O presidente Vladimir Zelensky criticou Israel por não fazer o suficiente para ajudar Kiev a combater as forças russas durante um discurso ao parlamento do país no domingo (20). Sua tentativa de evocar o espectro do Holocausto e fazer comparações com a operação especial militar russa na Ucrânia desencadeou uma dura reação dos legisladores israelenses.
Em um discurso em vídeo ao Knesset, Zelensky afirmou que chegou a hora de o povo de Israel fazer uma escolha clara entre apoiar a Ucrânia ou a Rússia. O presidente aparentemente se referiu à posição do primeiro-ministro israelense Naftali Bennett, que expressou sua disposição de facilitar as negociações entre Kiev e Moscou, mas, ao contrário de muitos líderes ocidentais e alguns de seus aliados, absteve-se de impor sanções severas a Moscou ou fornecer assistência militar para Kiev. No início desta semana, Bennett disse que Israel "continuaria a agir para evitar derramamento de sangue e trazer os lados do campo de batalha para a mesa de conferências".

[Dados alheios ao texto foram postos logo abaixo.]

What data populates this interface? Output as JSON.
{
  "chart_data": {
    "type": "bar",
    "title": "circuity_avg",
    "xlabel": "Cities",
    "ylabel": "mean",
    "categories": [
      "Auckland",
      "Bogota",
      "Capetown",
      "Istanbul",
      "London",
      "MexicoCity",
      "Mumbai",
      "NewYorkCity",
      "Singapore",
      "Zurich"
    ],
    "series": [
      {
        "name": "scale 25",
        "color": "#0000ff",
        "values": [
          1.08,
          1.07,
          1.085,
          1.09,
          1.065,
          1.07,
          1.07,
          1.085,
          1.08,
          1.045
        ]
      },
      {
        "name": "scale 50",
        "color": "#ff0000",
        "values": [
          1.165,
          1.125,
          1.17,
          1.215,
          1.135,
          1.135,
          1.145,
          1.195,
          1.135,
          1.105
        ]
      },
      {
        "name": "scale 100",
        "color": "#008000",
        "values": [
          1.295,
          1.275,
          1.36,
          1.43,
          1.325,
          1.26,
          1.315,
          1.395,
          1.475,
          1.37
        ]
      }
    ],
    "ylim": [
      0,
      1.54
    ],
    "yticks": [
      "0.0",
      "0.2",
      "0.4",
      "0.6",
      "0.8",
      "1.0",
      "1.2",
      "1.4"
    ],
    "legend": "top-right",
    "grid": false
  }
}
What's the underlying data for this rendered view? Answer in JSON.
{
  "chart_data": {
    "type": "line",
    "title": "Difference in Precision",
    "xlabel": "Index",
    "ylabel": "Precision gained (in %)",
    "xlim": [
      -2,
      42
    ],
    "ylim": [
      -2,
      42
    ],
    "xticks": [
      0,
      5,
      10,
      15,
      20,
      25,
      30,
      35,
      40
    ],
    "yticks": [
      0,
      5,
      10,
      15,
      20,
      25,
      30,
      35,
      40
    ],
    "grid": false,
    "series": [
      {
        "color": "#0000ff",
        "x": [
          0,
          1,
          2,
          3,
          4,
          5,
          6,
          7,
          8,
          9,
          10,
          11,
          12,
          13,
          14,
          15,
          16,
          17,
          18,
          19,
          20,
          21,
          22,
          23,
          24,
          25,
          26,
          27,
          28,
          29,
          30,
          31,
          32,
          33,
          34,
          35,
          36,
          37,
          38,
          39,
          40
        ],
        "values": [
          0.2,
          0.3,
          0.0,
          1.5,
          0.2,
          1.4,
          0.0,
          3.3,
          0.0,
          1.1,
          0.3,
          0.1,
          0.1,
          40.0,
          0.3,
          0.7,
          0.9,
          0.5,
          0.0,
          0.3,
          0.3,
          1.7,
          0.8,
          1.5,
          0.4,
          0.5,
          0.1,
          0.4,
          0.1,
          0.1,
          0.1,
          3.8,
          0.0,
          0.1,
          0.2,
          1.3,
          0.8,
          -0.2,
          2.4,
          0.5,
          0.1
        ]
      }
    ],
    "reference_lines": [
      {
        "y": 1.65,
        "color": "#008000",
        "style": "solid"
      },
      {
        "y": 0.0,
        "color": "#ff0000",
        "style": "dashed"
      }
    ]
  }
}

O líder ucraniano criticou a relutância de Israel em fornecer seus sistemas de defesa antiaérea Cúpula de Ferro para a Ucrânia, dizendo aos parlamentares que era "o melhor" de seu tipo e que Israel seria capaz de proteger "as vidas dos ucranianos, as vidas dos judeus ucranianos". Zelensky também se perguntou por que Israel não impôs "fortes sanções contra a Rússia".
"Mas cabe a vocês, queridos irmãos e irmãs, escolher a resposta. E vocês terão que viver com essa resposta, povo de Israel", acrescentou.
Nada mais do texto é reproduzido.